Albino Barrera is a theologian as well as an economist. He grapples with the problem of material scarcity as a “participative theodicy” as opposed to a Malthusian one. Malthus (wrongly) predicted that population growth would outstrip the supply of the earth’s resources, leading to widespread penury and death. Barrera sees scarcity as an opportunity for human beings to partake in God’s goodness by learning through economics how to allocate scarce resources with alternative uses and sharing the resulting wealth for the common good of all, especially the less fortunate.
Actually, for Barrera, fortune has little to do with it. Material poverty is a moral evil that God wants us to eradicate through the redistribution and transfers of wealth to the poor.

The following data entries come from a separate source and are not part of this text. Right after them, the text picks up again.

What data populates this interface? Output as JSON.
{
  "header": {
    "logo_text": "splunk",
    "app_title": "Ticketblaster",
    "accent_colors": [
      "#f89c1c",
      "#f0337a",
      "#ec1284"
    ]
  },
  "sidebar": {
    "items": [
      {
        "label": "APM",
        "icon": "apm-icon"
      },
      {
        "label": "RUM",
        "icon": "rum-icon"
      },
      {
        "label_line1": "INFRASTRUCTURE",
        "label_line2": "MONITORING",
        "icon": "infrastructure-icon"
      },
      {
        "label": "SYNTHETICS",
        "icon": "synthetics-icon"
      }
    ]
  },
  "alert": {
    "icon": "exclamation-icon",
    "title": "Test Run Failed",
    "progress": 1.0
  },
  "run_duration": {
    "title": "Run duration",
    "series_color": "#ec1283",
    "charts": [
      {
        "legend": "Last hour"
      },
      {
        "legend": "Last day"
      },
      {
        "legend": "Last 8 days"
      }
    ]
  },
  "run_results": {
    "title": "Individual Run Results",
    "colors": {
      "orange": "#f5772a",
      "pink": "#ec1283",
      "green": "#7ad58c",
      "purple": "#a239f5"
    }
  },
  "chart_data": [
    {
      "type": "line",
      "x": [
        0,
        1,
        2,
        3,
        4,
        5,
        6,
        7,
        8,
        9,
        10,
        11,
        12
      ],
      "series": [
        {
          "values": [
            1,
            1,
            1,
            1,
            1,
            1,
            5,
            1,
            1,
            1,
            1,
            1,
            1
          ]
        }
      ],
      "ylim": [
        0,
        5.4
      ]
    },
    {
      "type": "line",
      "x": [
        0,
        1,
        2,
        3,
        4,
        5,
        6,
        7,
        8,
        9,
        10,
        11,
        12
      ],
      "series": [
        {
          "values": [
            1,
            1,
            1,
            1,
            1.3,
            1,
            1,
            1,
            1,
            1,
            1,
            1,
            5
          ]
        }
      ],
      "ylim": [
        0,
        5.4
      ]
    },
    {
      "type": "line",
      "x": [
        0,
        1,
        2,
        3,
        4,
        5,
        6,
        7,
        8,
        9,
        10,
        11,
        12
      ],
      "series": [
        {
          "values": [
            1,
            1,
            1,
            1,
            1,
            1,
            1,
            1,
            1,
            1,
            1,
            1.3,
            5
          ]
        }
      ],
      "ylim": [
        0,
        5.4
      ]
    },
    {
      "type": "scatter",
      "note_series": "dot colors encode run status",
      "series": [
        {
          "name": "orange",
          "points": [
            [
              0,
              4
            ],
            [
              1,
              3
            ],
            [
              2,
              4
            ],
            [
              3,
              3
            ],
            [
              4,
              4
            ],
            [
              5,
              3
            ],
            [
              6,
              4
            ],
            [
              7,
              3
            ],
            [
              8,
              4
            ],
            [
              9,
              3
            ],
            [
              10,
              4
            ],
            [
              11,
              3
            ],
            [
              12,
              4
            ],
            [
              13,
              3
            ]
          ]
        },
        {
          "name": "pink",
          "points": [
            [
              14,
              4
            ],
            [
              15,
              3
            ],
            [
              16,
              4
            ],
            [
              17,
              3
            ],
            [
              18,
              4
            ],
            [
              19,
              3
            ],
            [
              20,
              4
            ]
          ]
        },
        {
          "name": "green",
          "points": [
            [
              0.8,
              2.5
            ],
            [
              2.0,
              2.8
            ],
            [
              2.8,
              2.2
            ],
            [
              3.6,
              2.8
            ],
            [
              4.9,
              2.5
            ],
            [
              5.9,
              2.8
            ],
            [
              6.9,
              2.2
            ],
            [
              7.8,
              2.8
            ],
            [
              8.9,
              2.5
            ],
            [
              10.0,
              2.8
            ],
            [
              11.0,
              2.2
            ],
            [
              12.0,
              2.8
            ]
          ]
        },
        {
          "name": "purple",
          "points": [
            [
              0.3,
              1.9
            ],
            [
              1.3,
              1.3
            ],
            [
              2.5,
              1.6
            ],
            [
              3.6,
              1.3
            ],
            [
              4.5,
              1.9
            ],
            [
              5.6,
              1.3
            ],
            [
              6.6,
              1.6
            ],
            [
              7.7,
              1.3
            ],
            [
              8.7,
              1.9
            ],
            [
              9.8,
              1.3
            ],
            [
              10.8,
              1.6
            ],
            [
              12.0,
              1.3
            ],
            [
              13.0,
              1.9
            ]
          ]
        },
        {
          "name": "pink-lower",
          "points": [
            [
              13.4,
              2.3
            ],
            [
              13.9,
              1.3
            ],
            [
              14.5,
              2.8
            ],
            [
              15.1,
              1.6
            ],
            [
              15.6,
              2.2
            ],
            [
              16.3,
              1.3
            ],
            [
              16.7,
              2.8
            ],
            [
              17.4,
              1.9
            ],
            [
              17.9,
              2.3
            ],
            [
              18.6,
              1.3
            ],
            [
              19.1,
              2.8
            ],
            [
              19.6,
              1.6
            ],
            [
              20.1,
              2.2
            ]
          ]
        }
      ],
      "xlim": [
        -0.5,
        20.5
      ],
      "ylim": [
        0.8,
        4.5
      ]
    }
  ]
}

God commands that we care for the poor. Since we now have the means to lift people out of poverty, any shortcomings must be someone’s fault. (Presumably, the greedy rich are to blame, rather than certain policies that may keep their poor destitute.) Barrera’s economics is moralistic, in contrast with the technical studies of mainstream economics today. It is therefore part of an older tradition than modern social sciences which refuse to make “value judgments” about how human beings should live.
God gave us the material world to thrive and flourish together. Contra Malthus, Paul Ehrlich and other population control advocates, human beings are more than mouths to feed; they also have minds that can think and hands that can build, as well as hearts that feel pity for the poor. God does not simply give us what we need without our own effort and striving; faith and works complement each other. Barrera makes a strong case of the Catholic work ethic and the spirit of capitalism.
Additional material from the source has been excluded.